The cloud lives in huge data centers scattered around the world.
I recently re-watched the second episode of Spilling the IT, in which Adam Burke, Quest’s Vice President for Sales and Partnerships, talked about cloud services and licensing, and I’d like to expand on some ideas he brought up.
By the way, as I mentioned in my last blog post, if you haven’t seen the entertaining and informative Spilling the IT video series, I invite you to find it on the Quest Technology Management YouTube channel.
Early in the Cloud Services video, Adam mentioned something he’d seen—it might have been a bumper sticker or a tweet: “There is no such thing as the cloud. It’s just someone else’s computer.” That’s funny and also somewhat true, as long as you understand that “computer” to be a massive data center often connected to other massive data centers.
What we refer to as the cloud has grown dramatically in just the past few years, and that means bandwidth has increased exponentially. That’s one factor enabling more and more organizations to move their applications and even their entire IT infrastructure into the cloud.
The cloud is enormous. The leading cloud service providers have experienced such explosive growth, cloud hosting has become core to their business.
Cisco famously predicted two years ago that global cloud data center traffic would reach almost 20 zettabytes (ZB) by 2021, up from 6 ZB in 2016. It seemed like a bold prediction at the time, but it would turn out to be true.
Software keeps evolving. Just as bandwidth has evolved rapidly in recent years, the software tools we use have become more powerful—and they’ve also become far more complex.

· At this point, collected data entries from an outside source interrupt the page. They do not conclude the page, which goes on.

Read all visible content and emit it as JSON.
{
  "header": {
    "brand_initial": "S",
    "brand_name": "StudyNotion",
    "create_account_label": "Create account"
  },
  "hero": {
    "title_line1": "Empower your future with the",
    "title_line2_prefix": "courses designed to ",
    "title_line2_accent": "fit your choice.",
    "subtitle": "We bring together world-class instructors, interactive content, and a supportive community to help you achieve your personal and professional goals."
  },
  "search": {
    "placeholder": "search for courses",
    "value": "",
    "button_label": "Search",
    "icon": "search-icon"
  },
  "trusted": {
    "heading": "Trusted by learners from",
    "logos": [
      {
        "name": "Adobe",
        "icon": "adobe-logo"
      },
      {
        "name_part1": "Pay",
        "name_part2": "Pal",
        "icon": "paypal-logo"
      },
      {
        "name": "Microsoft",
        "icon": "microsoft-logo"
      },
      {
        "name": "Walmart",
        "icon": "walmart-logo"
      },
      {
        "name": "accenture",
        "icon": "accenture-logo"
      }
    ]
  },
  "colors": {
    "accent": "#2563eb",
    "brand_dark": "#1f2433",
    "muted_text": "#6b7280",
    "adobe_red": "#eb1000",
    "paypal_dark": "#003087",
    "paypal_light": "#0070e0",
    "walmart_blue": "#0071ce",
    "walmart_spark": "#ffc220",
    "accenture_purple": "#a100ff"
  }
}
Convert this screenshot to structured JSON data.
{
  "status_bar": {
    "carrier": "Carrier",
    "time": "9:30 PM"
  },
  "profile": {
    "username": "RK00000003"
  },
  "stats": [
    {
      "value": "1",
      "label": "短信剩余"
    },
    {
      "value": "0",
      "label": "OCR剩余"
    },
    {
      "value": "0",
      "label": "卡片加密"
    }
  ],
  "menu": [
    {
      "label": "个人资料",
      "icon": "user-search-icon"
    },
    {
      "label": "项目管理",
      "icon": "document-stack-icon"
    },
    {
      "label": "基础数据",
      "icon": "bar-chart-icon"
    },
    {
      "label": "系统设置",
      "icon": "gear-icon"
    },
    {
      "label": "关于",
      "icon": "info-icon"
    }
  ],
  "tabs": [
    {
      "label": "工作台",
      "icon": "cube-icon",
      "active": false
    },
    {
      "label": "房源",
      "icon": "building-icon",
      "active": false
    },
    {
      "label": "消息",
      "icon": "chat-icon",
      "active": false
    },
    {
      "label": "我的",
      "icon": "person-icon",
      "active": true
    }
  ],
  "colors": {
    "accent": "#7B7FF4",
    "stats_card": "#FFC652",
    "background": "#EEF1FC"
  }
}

As I hope most of you know, that means the software needs to be updated continually. So it can be a huge benefit to not have to worry about operating and maintaining updates, optimizations, patches, etc.
Software and cloud services licensing models. Some of you remember when everyone had software installed on all of our machines. If we bought Microsoft Office, we paid a license fee for every computer running those programs. That perpetual-license model has been replaced by a dozen different licensing models that might be based on usage, features, instances, or some other metric. The most common is a subscription-licensing model.
Now, with Microsoft 365, we pay a monthly subscription. It’s the same with Adobe products, such as Acrobat and Photoshop, and many other specialized business applications. (Again, because the bandwidth has grown so fast, these programs operating in the cloud run seamlessly.)
Follow the money. Most organizations are overspending on cloud services licensing. According to reports, up to 37% of cloud spend is wasted due to underutilization of the software and cloud services (shelfware) or overutilization of services resulting in noncompliance costs. We can help you navigate the new vendor licensing models as the industry moves away from on-premises models to cloud and Software as a Service (SaaS) approaches.
The cloud can improve business continuity. It’s easier and cheaper than ever to transport data from a local environment to a cloud environment that you can customize to keep your business data safe. And it is increasingly a competitive necessity.
In the same way that running our software in the cloud adds efficiencies and improves security, many organizations are finding it helpful to outsource the maintenance of the computing infrastructure upon which the software is operating.
So, how do you get to the cloud? In the Spilling the IT: Cloud Services video, Adam tells a story about a long-term client who showed him a cloud-provider’s proposal and told him the monthly charge the provider had quoted. Adam asked the client a question everyone should ask when looking to the cloud: “How are you planning on getting there?”
Our client had assumed the monthly fee he’d been quoted would cover the migration to the cloud environment. It did not. So beware: Because the cloud is creating so much value right now, it is surrounded by a lot of hype. Cloud service providers can be powerful allies, but they will not solve all your problems—and if you are considering a move to the cloud, we are always happy to help.